Those findings were the subject of a webinar earlier this month, “Rule 23 Amendments: How They Are Reshaping Class Action Settlements & What Attorneys Need to Know.”

The webinar, which featured a panel of prominent legal industry authorities, focused on the report’s findings and provided further analysis of the Rule 23 amendments, which were the first such changes in 15 years. The engaging discussion was moderated by Francesca Castagnola, Senior Managing Director of Western Alliance Bank’s Settlement Services national specialty banking group.

Here are the webinar’s key takeaways:

Improved uniformity in the settlement process: That’s what the Rule 23 changes did, according to 74 percent of the report’s survey respondents. “The amendments required the court to have a more formalized, consistent process in holding a hearing and approving a settlement, and required the parties to provide the court with sufficient information,” said Darren Cottriel, partner at JonesDay. “This helps to ensure that the settlement is fair, adequate and reasonable.”

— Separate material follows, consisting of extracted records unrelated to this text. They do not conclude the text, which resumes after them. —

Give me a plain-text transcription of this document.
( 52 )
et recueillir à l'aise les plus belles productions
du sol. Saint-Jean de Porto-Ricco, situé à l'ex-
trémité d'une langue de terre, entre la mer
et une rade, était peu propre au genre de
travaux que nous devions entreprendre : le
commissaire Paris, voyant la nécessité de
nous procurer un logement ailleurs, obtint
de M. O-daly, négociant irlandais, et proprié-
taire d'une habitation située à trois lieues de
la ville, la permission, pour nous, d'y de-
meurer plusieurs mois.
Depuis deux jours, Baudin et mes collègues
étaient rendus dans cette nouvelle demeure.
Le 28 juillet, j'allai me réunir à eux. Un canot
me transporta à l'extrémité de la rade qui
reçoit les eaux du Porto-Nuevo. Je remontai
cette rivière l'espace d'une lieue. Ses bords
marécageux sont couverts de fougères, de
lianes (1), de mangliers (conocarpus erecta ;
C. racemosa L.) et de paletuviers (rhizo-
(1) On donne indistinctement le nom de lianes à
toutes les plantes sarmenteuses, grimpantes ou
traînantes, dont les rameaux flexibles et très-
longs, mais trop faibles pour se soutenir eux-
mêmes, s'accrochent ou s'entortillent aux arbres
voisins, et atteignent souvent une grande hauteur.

Judges like settlement process front-loading, other changes: Judges and attorneys supported the amendment’s new preliminary approval process. They also were provided with four factors to consider when evaluating settlement agreements: 1) Adequacy of representation by class representatives and class counsel; 2) Whether settlement negotiations were done fairly at arm’s length; 3) The adequacy of relief provided under the settlement and 4) The equity of treatment of class members relative to one another.

“The first two factors are logistical — geared toward the question of ‘are you engaged in the process you should be engaged in,’” said Tom Loeser, partner at Hagens Berman Sobol Shapiro LLP. “The other two factors are more about whether or not the court feels the result is fair and equitable for everyone.”

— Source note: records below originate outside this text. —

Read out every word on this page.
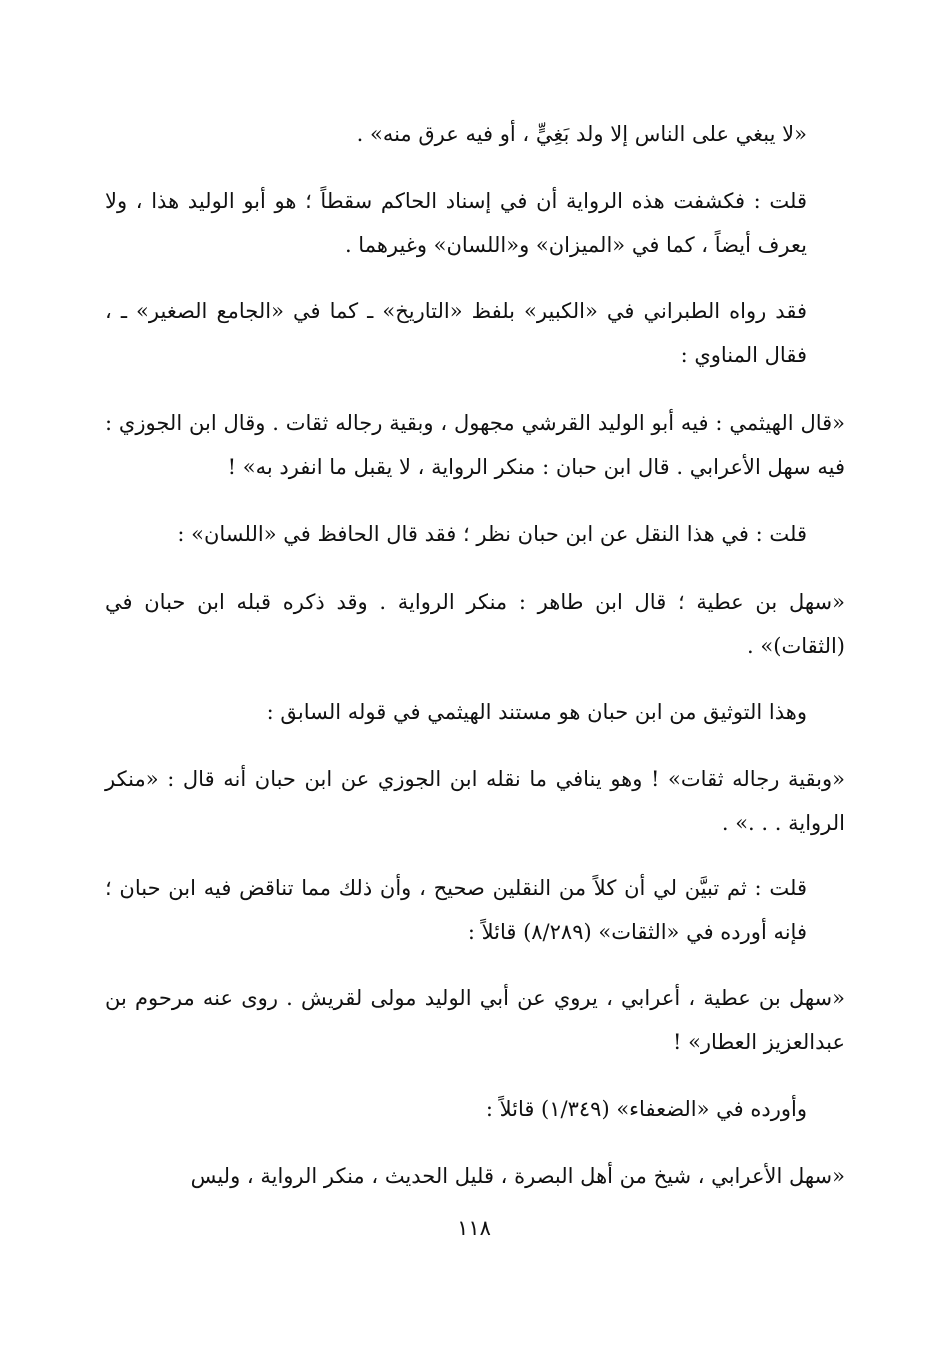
«لا يبغي على الناس إلا ولد بَغِيٍّ ، أو فيه عرق منه» .

قلت : فكشفت هذه الرواية أن في إسناد الحاكم سقطاً ؛ هو أبو الوليد هذا ، ولا يعرف أيضاً ، كما في «الميزان» و«اللسان» وغيرهما .

فقد رواه الطبراني في «الكبير» بلفظ «التاريخ» ـ كما في «الجامع الصغير» ـ ، فقال المناوي :

«قال الهيثمي : فيه أبو الوليد القرشي مجهول ، وبقية رجاله ثقات . وقال ابن الجوزي : فيه سهل الأعرابي . قال ابن حبان : منكر الرواية ، لا يقبل ما انفرد به» !

قلت : في هذا النقل عن ابن حبان نظر ؛ فقد قال الحافظ في «اللسان» :

«سهل بن عطية ؛ قال ابن طاهر : منكر الرواية . وقد ذكره قبله ابن حبان في (الثقات)» .

وهذا التوثيق من ابن حبان هو مستند الهيثمي في قوله السابق :

«وبقية رجاله ثقات» ! وهو ينافي ما نقله ابن الجوزي عن ابن حبان أنه قال : «منكر الرواية . . .» .

قلت : ثم تبيَّن لي أن كلاً من النقلين صحيح ، وأن ذلك مما تناقض فيه ابن حبان ؛ فإنه أورده في «الثقات» (٨/٢٨٩) قائلاً :

«سهل بن عطية ، أعرابي ، يروي عن أبي الوليد مولى لقريش . روى عنه مرحوم بن عبدالعزيز العطار» !

وأورده في «الضعفاء» (١/٣٤٩) قائلاً :

«سهل الأعرابي ، شيخ من أهل البصرة ، قليل الحديث ، منكر الرواية ، وليس

١١٨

Support for electronic notice changes: Eighty percent of respondents said notice by electronic means positively affected the settlement process — easily the highest among the five rule changes. This finding shows that aspects of class action procedure hadn’t caught up to modern communications before the 2018 amendments.

“When advertising class action settlements in today’s ecosystem — the digital media world — we can test ads, monitor them and adjust them in real-time, which is a huge breakthrough,” said Steven Weisbrot, partner and chief innovation officer at Angeion Group.

Problems remain with professional objectors: The report found that bad faith objectors remain a problem, particularly “professional objectors” who file frivolous objections to extract payouts. “It is incumbent upon us [attorneys], when we appear before a judge, to act in good faith and carry out our responsibilities as officers of the court,” said Ariana J. Tadler, founder and managing partner at Tadler Law LLP.